The federal lawsuit was filed last month in Minneapolis by Joan Najbar, a vocal critic of U.S. military policy.
Najbar’s son Sam Eininger was serving with the National Guard in Iraq in 2006 when the letter was returned. She is seeking damages for emotional distress, loss of income, attorneys fees and other expenses.
A claim for $118,000 in damages that she filed with the U.S. Postal Service in 2008 was twice denied. A letter from the Postal Service said its investigation found no negligence.
According to the suit, Najbar mailed a letter to her son on Sept. 29, 2006. It came back to her about two weeks later with “DECEASED” stamped in red on the front of the envelope.
Eininger, 24, spent 22 months in Iraq and is now an environmental sciences student at the University of Minnesota, Duluth.

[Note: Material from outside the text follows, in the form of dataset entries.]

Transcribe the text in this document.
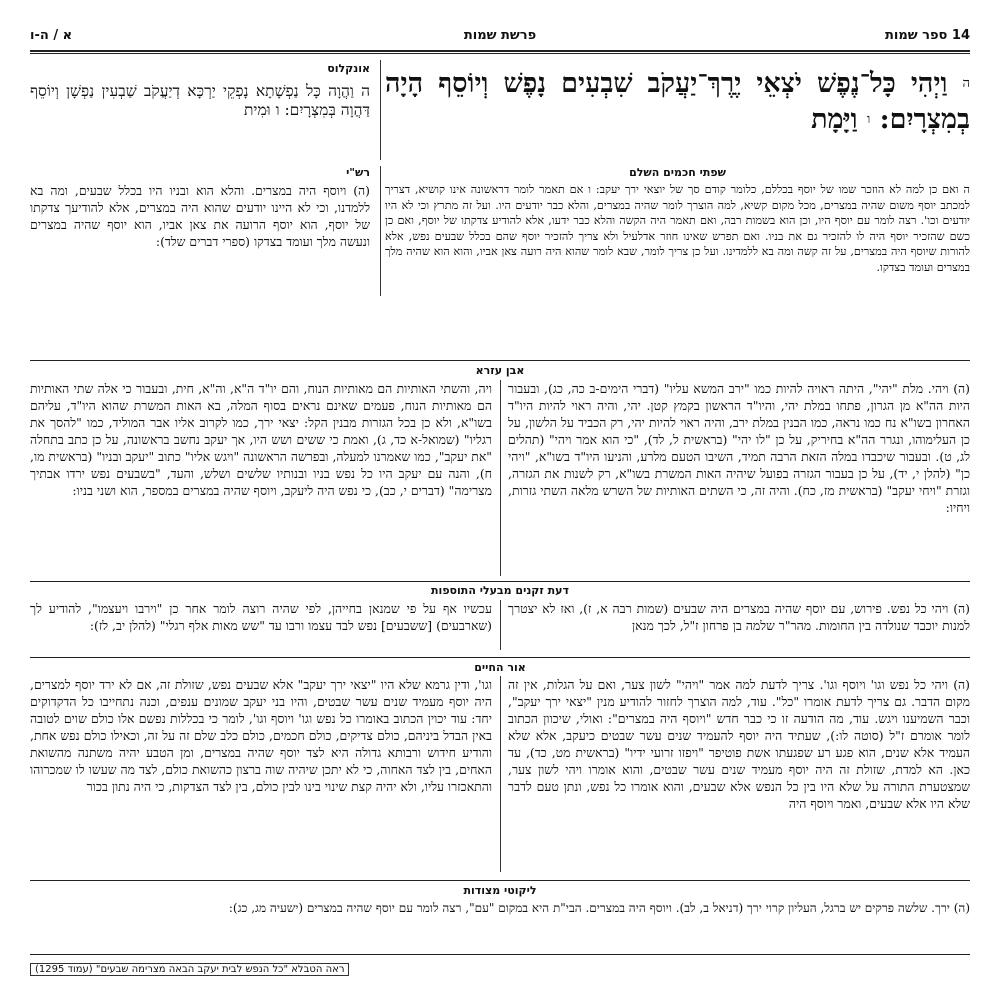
14 ספר שמות
פרשת שמות
א / ה-ו
$^ה$ וַיְהִי כָּל־נֶפֶשׁ יֹצְאֵי יֶרֶךְ־יַעֲקֹב שִׁבְעִים נָפֶשׁ וְיוֹסֵף הָיָה בְמִצְרָיִם: $^ו$ וַיָּמָת
אונקלוס
ה וַהֲוָה כָּל נַפְשָׁתָא נָפְקֵי יַרְכָּא דְיַעֲקֹב שַׁבְעִין נַפְשָׁן וְיוֹסֵף דַּהֲוָה בְּמִצְרָיִם: ו וּמִית
שפתי חכמים השלם
רש"י
ה ואם כן למה לא הוזכר שמו של יוסף בכללם, כלומר קודם סך של יוצאי ירך יעקב: ו אם תאמר לומר דראשונה אינו קושיא, דצריך למכתב יוסף משום שהיה במצרים, מכל מקום קשיא, למה הוצרך לומר שהיה במצרים, והלא כבר יודעים היו. ועל זה מתרץ וכי לא היו יודעים וכו'. רצה לומר עם יוסף היו, וכן הוא בשמות רבה, ואם תאמר היה הקשה והלא כבר ידעו, אלא להודיע צדקתו של יוסף, ואם כן כשם שהזכיר יוסף היה לו להזכיר גם את בניו. ואם תפרש שאינו חוזר אדלעיל ולא צריך להזכיר יוסף שהם בכלל שבעים נפש, אלא להורות שיוסף היה במצרים, על זה קשה ומה בא ללמדינו. ועל כן צריך לומר, שבא לומר שהוא היה רועה צאן אביו, והוא הוא שהיה מלך במצרים ועומד בצדקו.
(ה) ויוסף היה במצרים. והלא הוא ובניו היו בכלל שבעים, ומה בא ללמדנו, וכי לא היינו יודעים שהוא היה במצרים, אלא להודיעך צדקתו של יוסף, הוא יוסף הרועה את צאן אביו, הוא יוסף שהיה במצרים ונעשה מלך ועומד בצדקו (ספרי דברים שלד):
אבן עזרא
(ה) ויהי. מלת "יהי", היתה ראויה להיות כמו "ירב המשא עליו" (דברי הימים-ב כה, כג), ובעבור היות הה"א מן הגרון, פתחו במלת יהי, והיו"ד הראשון בקמץ קטן. יהי, והיה ראוי להיות היו"ד האחרון בשו"א נח כמו נראה, כמו הבנין במלת ירב, והיה ראוי להיות יהי, רק הכביד על הלשון, על כן העלימוהו, ונגרר הה"א בחיריק, על כן "לו יהי" (בראשית ל, לד), "כי הוא אמר ויהי" (תהלים לג, ט). ובעבור שיכבדו במלה הזאת הרבה תמיד, השיבו הטעם מלרע, והניעו היו"ד בשו"א, "ויהי כן" (להלן י, יד), על כן בעבור הגזרה בפועל שיהיה האות המשרת בשו"א, רק לשנות את הגזרה, וגזרת "ויחי יעקב" (בראשית מז, כח). והיה זה, כי השתים האותיות של השרש מלאה השתי גזרות, ויחיו:
ויה, והשתי האותיות הם מאותיות הנוח, והם יו"ד ה"א, וה"א, חית, ובעבור כי אלה שתי האותיות הם מאותיות הנוח, פעמים שאינם נראים בסוף המלה, בא האות המשרת שהוא היו"ד, עליהם בשו"א, ולא כן בכל הגזרות מבנין הקל: יצאי ירך, כמו לקרוב אליו אבר המוליד, כמו "להסך את רגליו" (שמואל-א כד, ג), ואמת כי ששים ושש היו, אך יעקב נחשב בראשונה, על כן כתב בתחלה "את יעקב", כמו שאמרנו למעלה, ובפרשה הראשונה "ויגש אליו" כתוב "יעקב ובניו" (בראשית מו, ח), והנה עם יעקב היו כל נפש בניו ובנותיו שלשים ושלש, והעד, "בשבעים נפש ירדו אבתיך מצרימה" (דברים י, כב), כי נפש היה ליעקב, ויוסף שהיה במצרים במספר, הוא ושני בניו:
דעת זקנים מבעלי התוספות
(ה) ויהי כל נפש. פירוש, עם יוסף שהיה במצרים היה שבעים (שמות רבה א, ז), ואז לא יצטרך למנות יוכבד שנולדה בין החומות. מהר"ר שלמה בן פרחון ז"ל, לכך מנאן
עכשיו אף על פי שמנאן בחייהן, לפי שהיה רוצה לומר אחר כן "וירבו ויעצמו", להודיע לך (שארבעים) [ששבעים] נפש לבד עצמו ורבו עד "שש מאות אלף רגלי" (להלן יב, לז):
אור החיים
(ה) ויהי כל נפש וגו' ויוסף וגו'. צריך לדעת למה אמר "ויהי" לשון צער, ואם על הגלות, אין זה מקום הדבר. גם צריך לדעת אומרו "כל". עוד, למה הוצרך לחזור להודיע מנין "יצאי ירך יעקב", וכבר השמיענו ויגש. עוד, מה הודעה זו כי כבר חדש "ויוסף היה במצרים": ואולי, שיכוון הכתוב לומר אומרם ז"ל (סוטה לו:), שעתיד היה יוסף להעמיד שנים עשר שבטים כיעקב, אלא שלא העמיד אלא שנים, הוא פגע רע שפגעתו אשת פוטיפר "ויפזו זרועי ידיו" (בראשית מט, כד), עד כאן. הא למדת, שזולת זה היה יוסף מעמיד שנים עשר שבטים, והוא אומרו ויהי לשון צער, שמצטערת התורה על שלא היו בין כל הנפש אלא שבעים, והוא אומרו כל נפש, ונתן טעם לדבר שלא היו אלא שבעים, ואמר ויוסף היה
וגו', ודין גרמא שלא היו "יצאי ירך יעקב" אלא שבעים נפש, שזולת זה, אם לא ירד יוסף למצרים, היה יוסף מעמיד שנים עשר שבטים, והיו בני יעקב שמונים ענפים, וכנה נתחייבו כל הדקדוקים יחד: עוד יכוין הכתוב באומרו כל נפש וגו' ויוסף וגו', לומר כי בכללות נפשם אלו כולם שוים לטובה באין הבדל ביניהם, כולם צדיקים, כולם חכמים, כולם כלב שלם זה על זה, וכאילו כולם נפש אחת, והודיע חידוש ורבותא גדולה היא לצד יוסף שהיה במצרים, ומן הטבע יהיה משתנה מהשואת האחים, בין לצד האחוה, כי לא יתכן שיהיה שוה ברצון כהשואת כולם, לצד מה שעשו לו שמכרוהו והתאכזרו עליו, ולא יהיה קצת שינוי בינו לבין כולם, בין לצד הצדקות, כי היה נתון בכור
ליקוטי מצודות
(ה) ירך. שלשה פרקים יש ברגל, העליון קרוי ירך (דניאל ב, לב). ויוסף היה במצרים. הבי"ת היא במקום "עם", רצה לומר עם יוסף שהיה במצרים (ישעיה מג, כג):
ראה הטבלא "כל הנפש לבית יעקב הבאה מצרימה שבעים" (עמוד 1295)
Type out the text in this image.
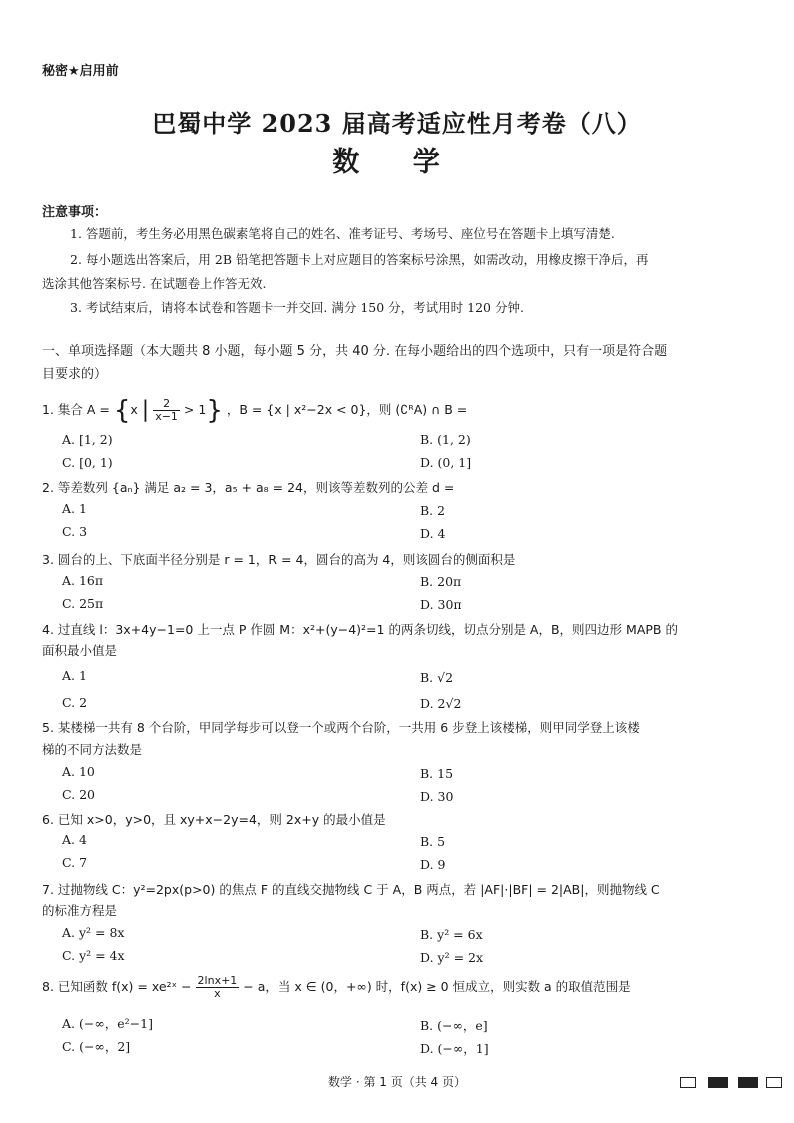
秘密★启用前
巴蜀中学 2023 届高考适应性月考卷（八）
数 学
注意事项：
1. 答题前，考生务必用黑色碳素笔将自己的姓名、准考证号、考场号、座位号在答题卡上填写清楚.
2. 每小题选出答案后，用 2B 铅笔把答题卡上对应题目的答案标号涂黑，如需改动，用橡皮擦干净后，再
选涂其他答案标号. 在试题卷上作答无效.
3. 考试结束后，请将本试卷和答题卡一并交回. 满分 150 分，考试用时 120 分钟.
一、单项选择题（本大题共 8 小题，每小题 5 分，共 40 分. 在每小题给出的四个选项中，只有一项是符合题
目要求的）
1. 集合 A = {x | $\frac{2}{x-1} > 1$} ，B = {x | x²−2x < 0}，则 (∁ᴿA) ∩ B =
A. [1, 2)	B. (1, 2)
C. [0, 1)	D. (0, 1]
2. 等差数列 {aₙ} 满足 a₂ = 3，a₅ + a₈ = 24，则该等差数列的公差 d =
A. 1	B. 2
C. 3	D. 4
3. 圆台的上、下底面半径分别是 r = 1，R = 4，圆台的高为 4，则该圆台的侧面积是
A. 16π	B. 20π
C. 25π	D. 30π
4. 过直线 l：3x+4y−1=0 上一点 P 作圆 M：x²+(y−4)²=1 的两条切线，切点分别是 A，B，则四边形 MAPB 的
面积最小值是
A. 1	B. √2
C. 2	D. 2√2
5. 某楼梯一共有 8 个台阶，甲同学每步可以登一个或两个台阶，一共用 6 步登上该楼梯，则甲同学登上该楼
梯的不同方法数是
A. 10	B. 15
C. 20	D. 30
6. 已知 x>0，y>0，且 xy+x−2y=4，则 2x+y 的最小值是
A. 4	B. 5
C. 7	D. 9
7. 过抛物线 C：y²=2px(p>0) 的焦点 F 的直线交抛物线 C 于 A，B 两点，若 |AF|·|BF| = 2|AB|，则抛物线 C
的标准方程是
A. y² = 8x	B. y² = 6x
C. y² = 4x	D. y² = 2x
8. 已知函数 f(x) = xe²ˣ − $\frac{2\ln x+1}{x} - a$，当 x ∈ (0，+∞) 时，f(x) ≥ 0 恒成立，则实数 a 的取值范围是
A. (−∞，e²−1]	B. (−∞，e]
C. (−∞，2]	D. (−∞，1]
数学 · 第 1 页（共 4 页）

“I was out on patrol, and I got a message to call my mom,” Eininger recalled Tuesday. “I called her immediately after I got back, and she told me what happened. She didn’t sound pleased. I couldn’t blame her.”
Najbar contacted the Red Cross, which “was ultimately able to inform her that her son had not been killed,” the suit said.
“This happened while he was … being shot at in Baghdad. That’s not OK … not to even say oops or sorry,” Najbar, a clinical social worker, said Tuesday.
Najbar has never received an apology or an explanation from the Postal Service, the suit said. She described the incident as “somebody’s cruel little joke.”
Najbar, 58, has publicly challenged U.S. military action in Iraq. In December 2005 she spread red fabric on the Capitol steps in St. Paul in a silent protest and met privately with Gov. Tim Pawlenty. Her son was among 2,600 Minnesota National Guard soldiers Pawlenty had visited in Camp Shelby, Miss., days earlier.